1.配置
MyEclipse2013+Weka3.6+libsvm3.18+Jdk1.7+Win8.1
2.小Tips
1). Java使用Weka
实现:
将安装文件夹里的weka.jar加入项目编译路径中
2). CSV文件可以转换成Arff文件
实现:
运行Weka的Explorer界面,打开csv文件,保存为arff文件。
注意:
如果有训练集和测试集,将训练集的Arff文件的标签头复制到测试集的Arff文件!
3).
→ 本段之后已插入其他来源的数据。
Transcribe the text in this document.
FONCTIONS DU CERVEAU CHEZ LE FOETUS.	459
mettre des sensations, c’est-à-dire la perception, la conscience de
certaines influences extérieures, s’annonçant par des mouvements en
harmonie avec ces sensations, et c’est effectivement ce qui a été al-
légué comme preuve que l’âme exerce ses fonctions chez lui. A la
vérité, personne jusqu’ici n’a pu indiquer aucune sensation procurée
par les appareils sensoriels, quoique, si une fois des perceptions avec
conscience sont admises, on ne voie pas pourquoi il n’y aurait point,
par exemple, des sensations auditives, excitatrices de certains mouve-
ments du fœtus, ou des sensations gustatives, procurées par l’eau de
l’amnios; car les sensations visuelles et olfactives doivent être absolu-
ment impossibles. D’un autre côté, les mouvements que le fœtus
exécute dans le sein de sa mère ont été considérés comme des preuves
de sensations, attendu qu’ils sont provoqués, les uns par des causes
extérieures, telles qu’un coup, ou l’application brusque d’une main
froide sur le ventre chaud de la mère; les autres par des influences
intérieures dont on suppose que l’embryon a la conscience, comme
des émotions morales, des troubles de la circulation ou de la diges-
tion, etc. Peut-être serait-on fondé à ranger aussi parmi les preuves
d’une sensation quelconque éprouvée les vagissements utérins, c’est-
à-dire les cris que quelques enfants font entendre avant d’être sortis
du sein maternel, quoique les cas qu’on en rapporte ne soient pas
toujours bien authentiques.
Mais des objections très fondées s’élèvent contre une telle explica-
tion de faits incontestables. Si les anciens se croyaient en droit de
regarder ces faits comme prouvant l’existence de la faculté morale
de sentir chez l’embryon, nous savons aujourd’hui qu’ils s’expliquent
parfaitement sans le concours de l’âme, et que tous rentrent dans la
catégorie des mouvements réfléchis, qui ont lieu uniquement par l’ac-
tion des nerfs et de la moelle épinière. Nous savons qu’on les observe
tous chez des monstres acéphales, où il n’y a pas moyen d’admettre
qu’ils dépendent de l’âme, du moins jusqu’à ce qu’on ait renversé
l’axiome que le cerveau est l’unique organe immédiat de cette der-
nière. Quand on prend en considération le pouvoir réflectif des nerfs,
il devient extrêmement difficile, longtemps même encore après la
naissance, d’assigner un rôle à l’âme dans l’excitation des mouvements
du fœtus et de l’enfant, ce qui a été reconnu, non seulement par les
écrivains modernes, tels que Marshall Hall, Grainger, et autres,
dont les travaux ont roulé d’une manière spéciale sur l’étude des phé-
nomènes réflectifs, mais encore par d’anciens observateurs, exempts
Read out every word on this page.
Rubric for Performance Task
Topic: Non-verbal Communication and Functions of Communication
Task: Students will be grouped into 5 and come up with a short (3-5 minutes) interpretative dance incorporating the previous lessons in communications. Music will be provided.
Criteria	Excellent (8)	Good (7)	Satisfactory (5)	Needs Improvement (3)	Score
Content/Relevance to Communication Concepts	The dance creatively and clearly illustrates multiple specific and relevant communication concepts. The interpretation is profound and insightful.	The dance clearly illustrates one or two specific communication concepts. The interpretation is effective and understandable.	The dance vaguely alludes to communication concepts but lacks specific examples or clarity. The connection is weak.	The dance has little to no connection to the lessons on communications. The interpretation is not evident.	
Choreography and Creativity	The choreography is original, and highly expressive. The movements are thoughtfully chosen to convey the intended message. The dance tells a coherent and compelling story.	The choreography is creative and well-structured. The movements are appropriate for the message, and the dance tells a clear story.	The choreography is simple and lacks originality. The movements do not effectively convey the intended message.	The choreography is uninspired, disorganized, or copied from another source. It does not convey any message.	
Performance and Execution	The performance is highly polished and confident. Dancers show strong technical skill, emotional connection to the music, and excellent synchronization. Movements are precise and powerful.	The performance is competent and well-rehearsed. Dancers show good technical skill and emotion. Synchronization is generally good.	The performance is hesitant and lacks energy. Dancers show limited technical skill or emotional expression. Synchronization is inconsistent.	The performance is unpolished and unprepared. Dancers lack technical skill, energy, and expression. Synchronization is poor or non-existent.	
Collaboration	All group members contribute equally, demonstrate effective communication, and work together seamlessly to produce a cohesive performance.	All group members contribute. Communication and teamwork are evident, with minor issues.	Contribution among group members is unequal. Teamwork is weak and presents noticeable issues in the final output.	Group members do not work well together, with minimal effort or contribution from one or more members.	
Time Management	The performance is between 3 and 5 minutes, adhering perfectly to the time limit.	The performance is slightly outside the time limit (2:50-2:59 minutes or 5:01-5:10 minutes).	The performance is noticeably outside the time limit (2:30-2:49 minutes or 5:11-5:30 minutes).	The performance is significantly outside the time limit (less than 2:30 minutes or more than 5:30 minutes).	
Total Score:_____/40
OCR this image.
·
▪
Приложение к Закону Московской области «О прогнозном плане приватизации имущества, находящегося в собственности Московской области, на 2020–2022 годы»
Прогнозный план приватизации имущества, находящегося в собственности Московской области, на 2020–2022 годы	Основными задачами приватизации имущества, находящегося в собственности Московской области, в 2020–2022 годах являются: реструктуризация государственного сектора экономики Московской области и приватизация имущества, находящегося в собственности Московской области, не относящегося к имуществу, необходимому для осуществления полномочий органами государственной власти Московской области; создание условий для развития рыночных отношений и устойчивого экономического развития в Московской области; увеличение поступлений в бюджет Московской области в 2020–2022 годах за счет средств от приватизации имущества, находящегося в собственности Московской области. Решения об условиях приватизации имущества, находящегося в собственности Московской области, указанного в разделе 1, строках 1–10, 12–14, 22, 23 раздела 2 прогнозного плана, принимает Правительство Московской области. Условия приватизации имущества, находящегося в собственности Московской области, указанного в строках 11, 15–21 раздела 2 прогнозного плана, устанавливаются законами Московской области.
Java通过Weka使用LibSVM
实现:
将LibSVM文件夹里的libsvm.jar加入项目编译路径中
3.示例
public static void main(String[] args) {
try {
Classifier classifier1;
Classifier classifier2;
Classifier classifier3;
Classifier classifier4;
File inputFile = new File(
"C:\\Users\\zhangzhizhi\\Documents\\Everyone\\张志智\\总结积累\\Weka\\change_train.arff");// 训练语料文件
ArffLoader atf = new ArffLoader();
atf.setFile(inputFile);
Instances instancesTrain = atf.getDataSet(); // 读入训练文件
inputFile = new File(
"C:\\Users\\zhangzhizhi\\Documents\\Everyone\\张志智\\总结积累\\Weka\\change_test.arff");// 测试语料文件
atf.setFile(inputFile);
Instances instancesTest = atf.getDataSet(); // 读入测试文件
instancesTest.setClassIndex(0);
instancesTrain.setClassIndex(0);
// 朴素贝叶斯算法
classifier1 = (Classifier) Class.forName(
"weka.classifiers.bayes.NaiveBayes").newInstance();
// 决策树
classifier2 = (Classifier) Class.forName(
"weka.classifiers.trees.J48").newInstance();
// Zero
classifier3 = (Classifier) Class.forName(
"weka.classifiers.rules.ZeroR").newInstance();
// LibSVM
classifier4 = (Classifier) Class.forName(
"weka.classifiers.functions.LibSVM").newInstance();
classifier4.buildClassifier(instancesTrain);
classifier1.buildClassifier(instancesTrain);
classifier2.buildClassifier(instancesTrain);
classifier3.buildClassifier(instancesTrain);
Evaluation eval = new Evaluation(instancesTrain);
eval.evaluateModel(classifier4, instancesTest);
System.out.println(eval.errorRate());
eval.evaluateModel(classifier1, instancesTest);
System.out.println(eval.errorRate());
eval.evaluateModel(classifier2, instancesTest);
System.out.println(eval.errorRate());
eval.evaluateModel(classifier3, instancesTest);
System.out.println(eval.errorRate());
} catch (Exception e) {
e.printStackTrace();
}
}
如果只有训练集,采用十交叉验证的方法,将上面的第5步和第6步更改为如下代码:
Evaluation eval = new Evaluation(instancesTrain);
eval.crossValidateModel(classifier4, instancesTrain, 10, new Random(1));
System.out.println(eval.errorRate());
eval.crossValidateModel(classifier1, instancesTrain, 10, new Random(1));
System.out.println(eval.errorRate());
eval.crossValidateModel(classifier2, instancesTrain, 10, new Random(1));
System.out.println(eval.errorRate());
eval.crossValidateModel(classifier3, instancesTrain, 10, new Random(1));
System.out.println(eval.errorRate());
如果需要保存和加载分类器模型参数,在第5步和第6步之间加入如下代码:
SerializationHelper.write("LibSVM.model", classifier4);
SerializationHelper.write("NaiveBayes.model", classifier1);
SerializationHelper.write("J48.model", classifier2);
SerializationHelper.write("ZeroR.model", classifier3);
Classifier classifier8 = (Classifier) weka.core.SerializationHelper.read("LibSVM.model");
Classifier classifier5 = (Classifier) weka.core.SerializationHelper.read("NaiveBayes.model");
Classifier classifier6 = (Classifier) weka.core.SerializationHelper.read("J48.model");
Classifier classifier7 = (Classifier) weka.core.SerializationHelper.read("ZeroR.model");